I have a few other thoughts. Until I read the article, I found the question posed at the top of the thread and the debate that followed kind of baffling. How can the humanities evolve to remain relevant? It seemed like a strange question because I so strongly believe that the humanities and social sciences are not just relevant but essential to solving the most pressing issues facing the US in particular, but the entire world in general.
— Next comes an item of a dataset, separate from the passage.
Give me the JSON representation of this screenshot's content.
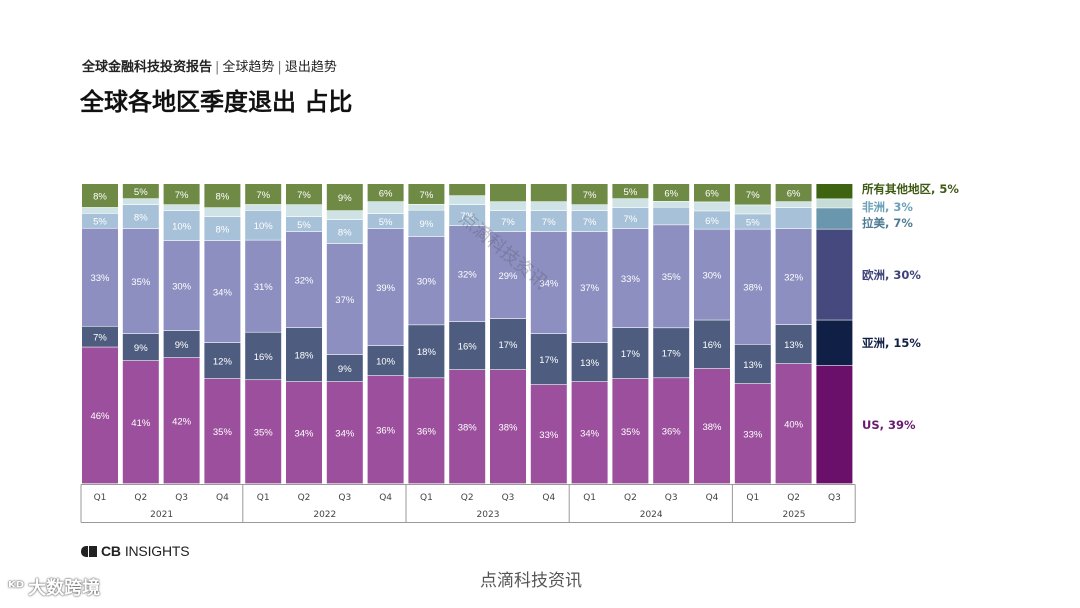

So if I list the issues that I consider essential to human welfare, it clear to me that most of these issues need the attention of scholars across many disciplines including in STEM, humanities, arts and social science fields: climate change, income inequality (within the US and globally), hunger, refugee displacement, educational achievement, crime, mental health crises, domestic violence, homelessness, city planning, poverty, access to health care, disaster preparedness, distribution of resources, pandemic planning. I could go on and on. In fact, I am hard pressed to think of a contemporary problem that does not require expertise across many different disciplines.
If the debate is STEM vs non-STEM, it strikes me as a stupid debate. The engineers, doctors, and mathematicians are not going to solve homelessness or a refugee crisis or even climate change or preparations for the next pandemic by themselves though obviously those fields have a crucial role to play. And work like designing a new smartphone or social media platform will always be endlessly entertaining for end users --that sort of work can maybe even address some societal problems (while potentially causing others), but we need people skilled in other areas to know how to deploy those innovations in a way that does less harm than good.
Yes, on the surface, the arts and literature can seem less immediately relevant to some types of emergencies or crises except I think it is obvious to anyone who has thought about it for more than two seconds that arts, literature, and culture are the key ways that most people are able to find meaning in their lives at least once they rise above a subsistence level of survival. The humanities and arts are relevant because they are necessary to our survival. Despite the snarky remarks about sociology that I have read here, social science research is often incredibly rigorous (whether quantitative or qualitative) and the work in fields such as sociology, political science, economics, and international relations help agencies and governments make decisions about social policy and international policy. Those decisions impact all of us. Finally, all of the fields that look back and analyze the human condition such as history, philosophy and archeology are crucial in helping us understand where we’ve been and where we are going.
But that is my quick take, the article addresses so much more about the ways in which the humanities find itself in competition with other fields in trying to attract students and resources. I think part of the issue is not that the humanities are irrelevant, it is that teachers on the K-12 and college level are failing to inspire students and demonstrate the relevancy of those fields to them.